Я слышу, как он улыбается.
— Нет, нет… оу! Вот так — болит… немного.
— Оставайся в этом…
Я остаюсь. Мне страшно, но я остаюсь. Папе тоже больно, а что немного — он врет, я слышу по голосу. Я не вспомню, я не хочу вспоминать.
Я закрываю уши.
Но я помню: в каждом их слове — любовь.
* * *
Мне очень понравилось улыбаться. Теперь каждый раз, как ее встречаю, улыбаюсь. И когда на меня смотрят неприятно, улыбаюсь. И когда показывают пальцем, улыбаюсь.
А еще я могу улыбаться просто так. Когда захочу. Кому захочу.
Мама сказала: это действительно жестоко, но я тебя понимаю.
Папа сказал: переживут как-нибудь.
Мама сказала: только не беременным.
Я пообещала, что беременным не буду.
Папа поправил пушистый шарик на моей красной шапке и мы пошли гулять.
Шарик похож на щенка.
* * *
Папа никогда не говорит Зигги, или Мунда, или Фредди. Как только меня не пытаются называть!

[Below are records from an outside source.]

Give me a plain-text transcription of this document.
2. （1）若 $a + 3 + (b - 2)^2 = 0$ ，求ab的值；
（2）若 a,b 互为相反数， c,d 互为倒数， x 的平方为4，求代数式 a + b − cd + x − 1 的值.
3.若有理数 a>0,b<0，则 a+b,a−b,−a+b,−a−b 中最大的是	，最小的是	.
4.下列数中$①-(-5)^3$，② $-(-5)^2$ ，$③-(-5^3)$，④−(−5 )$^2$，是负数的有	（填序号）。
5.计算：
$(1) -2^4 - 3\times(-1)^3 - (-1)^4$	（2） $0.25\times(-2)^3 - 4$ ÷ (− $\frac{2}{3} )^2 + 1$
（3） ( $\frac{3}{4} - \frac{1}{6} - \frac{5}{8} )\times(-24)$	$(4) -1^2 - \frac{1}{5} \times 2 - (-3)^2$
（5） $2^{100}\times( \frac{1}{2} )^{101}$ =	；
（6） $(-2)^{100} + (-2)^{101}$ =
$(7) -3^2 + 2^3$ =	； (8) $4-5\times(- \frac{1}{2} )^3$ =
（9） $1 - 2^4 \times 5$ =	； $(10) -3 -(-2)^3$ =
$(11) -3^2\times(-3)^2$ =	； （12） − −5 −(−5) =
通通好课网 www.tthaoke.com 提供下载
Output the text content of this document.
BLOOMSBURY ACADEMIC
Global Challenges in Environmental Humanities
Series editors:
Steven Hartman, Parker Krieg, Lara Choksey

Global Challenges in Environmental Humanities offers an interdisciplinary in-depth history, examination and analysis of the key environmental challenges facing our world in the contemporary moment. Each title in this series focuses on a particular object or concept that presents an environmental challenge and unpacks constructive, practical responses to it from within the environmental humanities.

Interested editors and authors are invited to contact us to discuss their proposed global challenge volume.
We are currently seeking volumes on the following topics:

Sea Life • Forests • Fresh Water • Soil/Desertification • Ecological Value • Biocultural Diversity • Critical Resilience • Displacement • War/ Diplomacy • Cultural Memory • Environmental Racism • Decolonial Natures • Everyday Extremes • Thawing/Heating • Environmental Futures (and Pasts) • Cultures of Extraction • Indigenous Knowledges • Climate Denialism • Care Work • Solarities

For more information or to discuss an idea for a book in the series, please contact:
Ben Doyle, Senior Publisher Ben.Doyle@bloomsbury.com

Он даже просто Зигмундой не зовет никогда. Только полностью Зигмунда Фрейда. Для меня это звучит так, как звучало бы — Зигмундинья… Ну вот так же длинно и ласково. Как будто ему нравится произносить каждый-каждый звук моего имени, и он не ленится, произносит: Зигмундафрейда.
Я не помню, как меня звали, когда меня не было.
* * *
Шарик похож на щенка. Я дую ему в нос и сую свой нос в его мех. В нем тепло, и когда я выдыхаю в него, теплый воздух дуется мне на губы. Я умею улыбаться. Не только так, чтобы напугать соседку. Я умею улыбаться просто так. Я улыбаюсь просто так, когда теплый воздух из мохнатого шарика дуется мне на губы.
* * *
В витрине красный свитер. Он весь белый, а рукава красные и красное сердце спереди. Там написано «я-сердце-обниматься». Я спросила маму, что это значит. Мама сказала, что сердце означает любовь. И что надо читать «я люблю обниматься».
Я сказала маме, чтобы купила мне этот свитер. Пожалуйста.
А то как люди узнают, что у меня тоже есть такое сердце, спереди, красное, обниматься. Только внутри.
* * *
Мне приходится подворачивать рукава.
Я хотела именно этот свитер с витрины. Так хотела, что почти не могла говорить. Все равно у них не оказалось таких свитеров детского размера. Но они не хотели снять этот свитер. Кажется, они хотели, чтобы мы скорее ушли. Сначала я подумала, что мама этого не замечает. Папа бы точно заметил. Я стала сердиться на маму. Но когда они все-таки сняли этот свитер с манекена, я поняла, что мама умеет улыбаться не хуже меня. Только она не хочет, чтобы люди отвернулись, даже наоборот, она хочет, чтобы они не отворачивались и согласились с ней.